Chapter 10 - Subclasses and Subtypes
Introduction
- One aspect of polymorphism is that the value held by a variable may not
match the declaration for the variable
- Static type - type assigned at declaration (compile time binding)
- Dynamic type - type associated with the current value of the variable
- When the static type and dynamic type differ, you have polymorphic
variable.
- Subclass - method of constructing new components from existing components
- Subtype - behavior based - if you can substitute class A for class B with
no observable change in behavior, class A is a subtype of class B.
- In dynamic languages concepts of subclass and subtype are not related.
- In "strongly-typed" languages, the distinction is often blurred since
all subclasses are considered subtypes (which may not at all be true.)
- Issues in Binding and Message Lookup
- Method Binding - should method be bound to the message based on the
static type of the receiver or the dynamic type of the receiver
Most of the time we "expect" the dynamic binding but sometimes
the static binding is very useful.
- Reverse Polymorphism Problem - can we "undo" the separation of static
and dynamic types and reassign a value to a variable base on its
dynamic rather that static type
- Substitutability says that we can assign a child to a parent but
reverse polymorphism wants the child to be assigned the parent
- Two problems related to this question - Example of the balls
- 1. Can I tell wether or not the ball coming from the black box
is black or not?
- 2. What mechanism are necessary to assign a value of the ball to
to an instance of a child class?
- Solutions to above problems are language specific - note this is
part of the container problem
- Binding in Programming Lanugages
- Binding and Message Lookup in Object Pascal
- Statically typed
- Assumed that subclasses are subtypes and variables of type parent
can be assigned values of type child
- Objects "know" their own dynamic type so can partly solve the
reverse polymorphism problem.
- Always used dynamic binding of method to message but legality is
determined at compile time
- Binding and Message Lookup in Smalltalk
- Dynamically typed therefore dynamic binding of method to message
- Reverse polymorphism problem does not exist.

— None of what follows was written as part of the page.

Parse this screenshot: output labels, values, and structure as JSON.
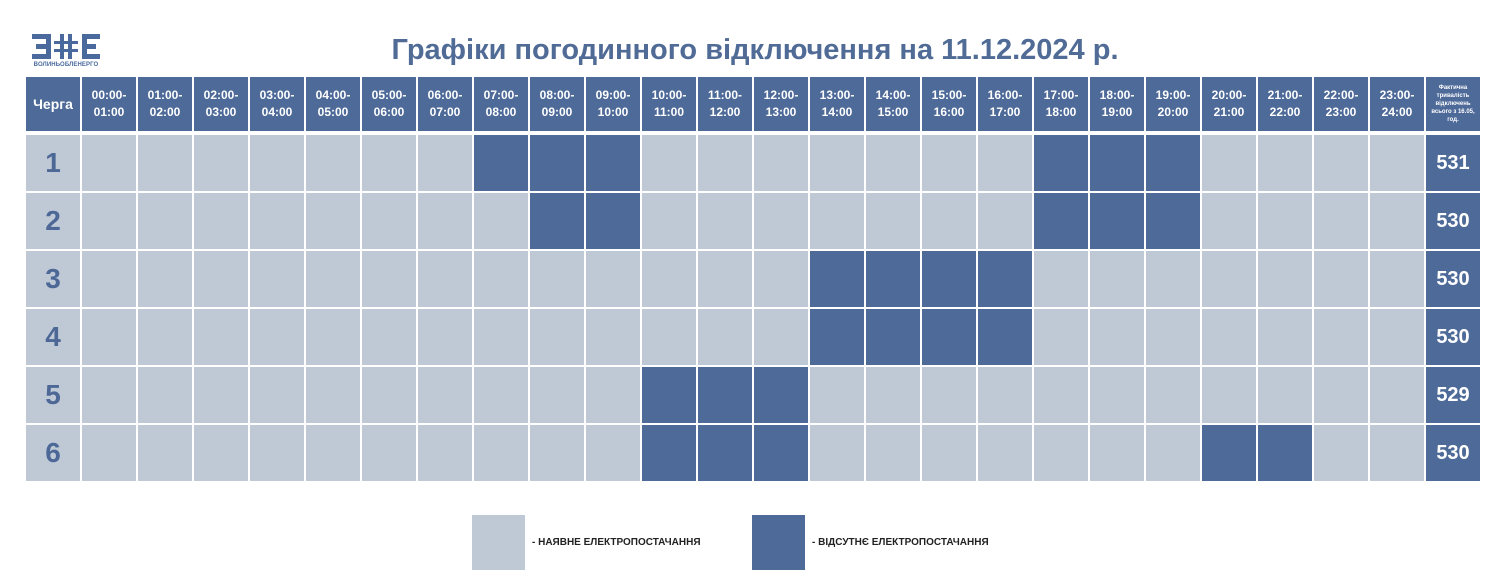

- All objects "know" their type
- If receiver does not understand message, a run-time error occurs
- Binding and Message Lookup in Objective-C
- Basically a dynamically typed language - very Smalltalk like in
binding.
- Dynamically typed objects use dynamic binding
- Have option of having some statically typed objects and messages
will also be static
- Binding and Message Lookup in C++
- Objective of the language design was to backwardly compatible with
C and to be both time and space efficient. No feature should
incur a cost unless it is actually used.
- Static language
- Only pointers can be used for polymorphism (they are the only
polymorphic variables.) - no substitutability without pointers.
- Method binding - static for regular variables, only pointers have
dynamic binding BUT...
- The method to be executed is based on the dynamic type of the
pointer ONLY if the parent class has specified that the dynamic
type is to be used. Otherwise, the static type of the pointer
is used to determine which method is to be used.
- The parent class must specify that the dynamic type will be used to
determine which method (parents or childs) to use of some but not
necessarily all its methods can take place by designating the
individual methods as virtual.
- At compile time, the static type is used to determine whether or
not a message is legal.
- I did find information for type information in the standard.
- Using the typeid info, the objects "know" their type so can "solve"
reverse polymorphism problem to some extent.
- Binding and Message Lookup in Java
- All variables know their dynamic type
- Assumed that subclasses are subtypes
- Explicit cast required to assign a "parent" to a "child" - reverse
polymorphism problem
- Run time exception if the cast is not valid
- Message-Method is dynamic and bound to dynamic type
- If data field overridden, then static type is used for method-message
binding
- Uses concept of interface to separate idea of subclass and subtype
- Merits of Static versus Dynamic Binding
- Relative merits arguments come down to efficiency vs. flexibility
- Static is efficient, dynamic is flexible
- +Dynamic typing is more "OOP" like since each object knows its type
- +Dynamic - Easy to create general-purpose data structures
- -Dynamic - run-time search to determine which method to execute is
expensive and errors not discovered until run-time - substantial expense
- +Static - writing the compiler for static language is easier
- +Static - storage allocation is fast and code is faster
- -Static - most objects lose their self-knowledge - reverse polymorphism
problem requires extra stuff if it is to be solved
- -Static - writing general purpose software is difficult
- +Static - method binding when static is very fast and if the binding
is done at compile time then can be implemented as a procedure call
- -Dynamic - always requires some run-time lookups and thus run-time
errors when there is no match for method and message
- Bottom line - for your application, is efficiency or flexibility the
most important consideration
- OOP is NOT a panacea - it is just another tool that needs to be used
when the problem to be solved fits the paradigm. Not all problems
should be solved using OOP techniques.